Le tribunal judiciaire de Pontoise, statuant en la personne de son juge de l’exécution, a rendu le 30 janvier 2026 un jugement accordant des délais avant expulsion. Un locataire, dont le bail avait été résilié par un jugement du 26 juin 2023, sollicitait un délai de douze mois pour quitter son logement.

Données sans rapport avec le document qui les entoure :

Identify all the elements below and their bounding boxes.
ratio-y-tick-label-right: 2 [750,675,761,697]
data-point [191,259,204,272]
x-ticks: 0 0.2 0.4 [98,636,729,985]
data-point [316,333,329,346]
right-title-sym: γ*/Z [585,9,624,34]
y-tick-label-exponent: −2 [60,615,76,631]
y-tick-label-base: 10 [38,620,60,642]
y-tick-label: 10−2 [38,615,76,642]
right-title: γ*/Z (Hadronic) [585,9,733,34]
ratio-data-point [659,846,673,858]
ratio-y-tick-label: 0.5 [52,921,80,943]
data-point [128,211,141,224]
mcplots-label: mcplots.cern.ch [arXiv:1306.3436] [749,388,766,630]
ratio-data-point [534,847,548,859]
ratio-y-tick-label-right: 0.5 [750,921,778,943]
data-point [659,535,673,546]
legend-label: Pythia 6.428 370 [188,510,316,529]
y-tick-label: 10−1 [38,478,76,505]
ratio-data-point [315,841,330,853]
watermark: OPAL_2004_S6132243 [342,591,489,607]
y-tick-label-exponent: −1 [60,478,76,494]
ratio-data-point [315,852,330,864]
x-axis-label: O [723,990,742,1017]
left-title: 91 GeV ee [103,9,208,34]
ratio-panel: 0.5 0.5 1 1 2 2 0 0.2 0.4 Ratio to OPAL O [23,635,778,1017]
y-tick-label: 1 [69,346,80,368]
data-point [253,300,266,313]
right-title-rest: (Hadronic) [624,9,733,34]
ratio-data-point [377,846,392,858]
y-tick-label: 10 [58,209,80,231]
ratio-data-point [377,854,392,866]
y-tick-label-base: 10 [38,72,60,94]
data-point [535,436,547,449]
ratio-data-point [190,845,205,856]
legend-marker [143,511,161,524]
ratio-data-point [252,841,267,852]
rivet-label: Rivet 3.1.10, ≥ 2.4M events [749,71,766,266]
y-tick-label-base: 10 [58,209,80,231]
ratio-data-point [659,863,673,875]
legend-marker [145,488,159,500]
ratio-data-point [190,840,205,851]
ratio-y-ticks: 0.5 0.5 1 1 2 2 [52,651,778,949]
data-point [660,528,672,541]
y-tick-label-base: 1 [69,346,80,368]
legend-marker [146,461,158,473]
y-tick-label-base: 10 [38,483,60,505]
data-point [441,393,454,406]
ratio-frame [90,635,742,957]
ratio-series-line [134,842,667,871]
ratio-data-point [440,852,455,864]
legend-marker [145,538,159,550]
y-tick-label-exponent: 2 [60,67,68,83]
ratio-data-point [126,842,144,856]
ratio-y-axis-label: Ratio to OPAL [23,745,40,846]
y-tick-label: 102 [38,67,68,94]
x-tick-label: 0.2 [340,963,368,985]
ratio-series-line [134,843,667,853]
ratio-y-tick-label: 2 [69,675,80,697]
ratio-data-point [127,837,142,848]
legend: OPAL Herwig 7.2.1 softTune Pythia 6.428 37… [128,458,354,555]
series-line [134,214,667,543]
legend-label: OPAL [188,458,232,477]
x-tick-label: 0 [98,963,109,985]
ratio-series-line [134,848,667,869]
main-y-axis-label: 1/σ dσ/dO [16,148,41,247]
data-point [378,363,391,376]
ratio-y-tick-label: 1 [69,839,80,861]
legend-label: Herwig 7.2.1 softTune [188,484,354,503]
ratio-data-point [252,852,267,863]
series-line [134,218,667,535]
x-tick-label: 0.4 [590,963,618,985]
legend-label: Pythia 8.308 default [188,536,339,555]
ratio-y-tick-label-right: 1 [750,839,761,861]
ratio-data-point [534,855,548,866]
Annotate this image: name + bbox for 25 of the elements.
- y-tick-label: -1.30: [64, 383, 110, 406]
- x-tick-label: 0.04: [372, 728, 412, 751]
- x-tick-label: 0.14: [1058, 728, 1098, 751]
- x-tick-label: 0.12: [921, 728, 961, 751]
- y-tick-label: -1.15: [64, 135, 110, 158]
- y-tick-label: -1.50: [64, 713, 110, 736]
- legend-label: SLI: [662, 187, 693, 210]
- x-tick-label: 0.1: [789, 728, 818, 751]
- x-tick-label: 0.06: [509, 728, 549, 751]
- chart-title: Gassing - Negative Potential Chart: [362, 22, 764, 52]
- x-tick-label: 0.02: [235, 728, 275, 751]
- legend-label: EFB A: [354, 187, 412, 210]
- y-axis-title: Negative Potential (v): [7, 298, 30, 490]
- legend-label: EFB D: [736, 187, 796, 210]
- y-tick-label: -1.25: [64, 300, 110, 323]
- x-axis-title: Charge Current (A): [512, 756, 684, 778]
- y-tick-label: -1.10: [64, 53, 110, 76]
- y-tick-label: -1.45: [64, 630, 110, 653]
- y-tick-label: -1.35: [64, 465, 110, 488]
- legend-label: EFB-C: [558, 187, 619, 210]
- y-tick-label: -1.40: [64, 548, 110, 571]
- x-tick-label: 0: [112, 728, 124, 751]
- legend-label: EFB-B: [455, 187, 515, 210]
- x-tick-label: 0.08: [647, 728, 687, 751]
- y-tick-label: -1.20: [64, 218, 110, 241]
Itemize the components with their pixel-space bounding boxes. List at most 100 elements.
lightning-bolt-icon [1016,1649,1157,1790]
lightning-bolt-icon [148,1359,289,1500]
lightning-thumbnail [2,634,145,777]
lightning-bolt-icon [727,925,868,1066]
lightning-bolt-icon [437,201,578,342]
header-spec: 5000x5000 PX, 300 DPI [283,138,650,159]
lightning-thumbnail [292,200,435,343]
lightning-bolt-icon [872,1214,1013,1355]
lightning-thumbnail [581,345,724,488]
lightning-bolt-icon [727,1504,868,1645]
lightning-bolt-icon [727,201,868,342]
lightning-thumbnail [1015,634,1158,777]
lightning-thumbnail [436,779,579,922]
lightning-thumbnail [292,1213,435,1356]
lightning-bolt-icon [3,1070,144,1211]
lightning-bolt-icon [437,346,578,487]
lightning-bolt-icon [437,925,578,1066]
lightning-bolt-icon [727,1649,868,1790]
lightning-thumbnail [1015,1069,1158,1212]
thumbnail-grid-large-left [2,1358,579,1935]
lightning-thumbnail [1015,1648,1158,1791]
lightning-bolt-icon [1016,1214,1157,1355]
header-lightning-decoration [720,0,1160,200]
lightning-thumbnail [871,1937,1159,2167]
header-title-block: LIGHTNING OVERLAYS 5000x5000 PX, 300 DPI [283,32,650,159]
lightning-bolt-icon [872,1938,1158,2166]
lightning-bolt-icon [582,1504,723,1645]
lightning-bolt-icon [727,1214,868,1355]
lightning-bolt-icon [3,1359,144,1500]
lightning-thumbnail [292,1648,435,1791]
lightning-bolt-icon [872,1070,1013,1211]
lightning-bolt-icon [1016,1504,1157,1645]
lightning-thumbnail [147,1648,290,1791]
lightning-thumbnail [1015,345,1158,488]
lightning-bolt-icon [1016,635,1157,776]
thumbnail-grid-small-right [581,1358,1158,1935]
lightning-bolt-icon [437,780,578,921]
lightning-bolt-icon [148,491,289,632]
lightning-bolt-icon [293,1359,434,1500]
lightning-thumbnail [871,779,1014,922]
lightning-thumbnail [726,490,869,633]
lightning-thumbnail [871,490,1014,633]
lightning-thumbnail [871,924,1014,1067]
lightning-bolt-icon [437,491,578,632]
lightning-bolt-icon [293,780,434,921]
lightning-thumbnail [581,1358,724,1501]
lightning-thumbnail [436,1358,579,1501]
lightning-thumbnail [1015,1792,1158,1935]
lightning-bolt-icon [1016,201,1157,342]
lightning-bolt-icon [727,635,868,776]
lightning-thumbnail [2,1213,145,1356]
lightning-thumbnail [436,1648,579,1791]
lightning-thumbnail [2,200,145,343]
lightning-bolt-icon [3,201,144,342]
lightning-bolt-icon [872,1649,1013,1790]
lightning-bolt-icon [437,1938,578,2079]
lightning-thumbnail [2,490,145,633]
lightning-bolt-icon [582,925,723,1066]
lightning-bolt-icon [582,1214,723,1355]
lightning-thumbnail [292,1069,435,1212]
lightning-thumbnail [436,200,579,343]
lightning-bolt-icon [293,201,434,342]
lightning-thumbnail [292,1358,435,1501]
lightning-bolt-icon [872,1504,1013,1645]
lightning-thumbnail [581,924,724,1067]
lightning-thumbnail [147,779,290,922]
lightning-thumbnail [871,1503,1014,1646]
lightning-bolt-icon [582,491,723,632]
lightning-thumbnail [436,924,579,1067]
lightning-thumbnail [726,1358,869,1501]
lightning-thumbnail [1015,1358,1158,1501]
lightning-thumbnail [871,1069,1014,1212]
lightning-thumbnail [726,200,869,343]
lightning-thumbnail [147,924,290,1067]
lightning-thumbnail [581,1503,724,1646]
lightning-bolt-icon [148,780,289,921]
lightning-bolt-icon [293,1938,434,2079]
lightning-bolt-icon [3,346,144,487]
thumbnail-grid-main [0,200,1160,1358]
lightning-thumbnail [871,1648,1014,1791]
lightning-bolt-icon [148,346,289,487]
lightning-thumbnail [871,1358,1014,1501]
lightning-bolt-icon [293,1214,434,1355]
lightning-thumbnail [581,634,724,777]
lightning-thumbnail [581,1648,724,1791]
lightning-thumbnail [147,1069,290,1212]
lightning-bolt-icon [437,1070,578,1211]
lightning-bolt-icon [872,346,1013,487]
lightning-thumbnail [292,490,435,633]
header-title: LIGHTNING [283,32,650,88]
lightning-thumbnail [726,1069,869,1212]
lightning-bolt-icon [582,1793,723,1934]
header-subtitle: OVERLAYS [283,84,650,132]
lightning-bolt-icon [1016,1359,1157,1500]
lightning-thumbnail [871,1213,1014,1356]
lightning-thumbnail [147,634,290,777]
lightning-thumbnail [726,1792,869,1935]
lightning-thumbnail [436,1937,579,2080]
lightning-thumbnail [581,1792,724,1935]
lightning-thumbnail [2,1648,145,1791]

Le juge devait déterminer si l’octroi de nouveaux délais était justifié par des éléments nouveaux, malgré l’existence d’une précédente décision ayant déjà suspendu l’expulsion. La solution retient l’octroi d’un délai de douze mois, subordonné au paiement régulier de l’indemnité d’occupation.
I. L’office du juge de l’exécution face à une demande réitérée de délais
Le juge rappelle le cadre légal de son intervention en matière de délais avant expulsion. Il énonce que “lorsque la juridiction préalablement saisie, a d’ores et déjà statué sur une demande de délais pour rester dans les lieux, des délais ne peuvent être accordés par le juge de l’exécution que sur la justification d’éléments nouveaux” (Motifs). Cette règle circonscrit strictement son pouvoir, évitant une remise en cause perpétuelle des décisions antérieures.
En l’espèce, la décision du 26 juin 2023 avait déjà accordé un échéancier et suspendu les effets de la clause résolutoire. Le juge de l’exécution ne peut donc intervenir qu’en présence d’une circonstance nouvelle modifiant la situation des parties. La solution affirme ainsi la nécessité d’un fait nouveau pour rouvrir le débat sur les délais, garantissant la stabilité des situations juridiques.
La portée de cette règle est de limiter les demandes dilatoires et de concentrer le contentieux sur les changements significatifs. Elle impose au demandeur de démontrer une évolution concrète, sous peine de voir sa requête rejetée pour défaut de nouveauté. Le juge conserve toutefois un pouvoir d’appréciation sur la qualification de ces éléments.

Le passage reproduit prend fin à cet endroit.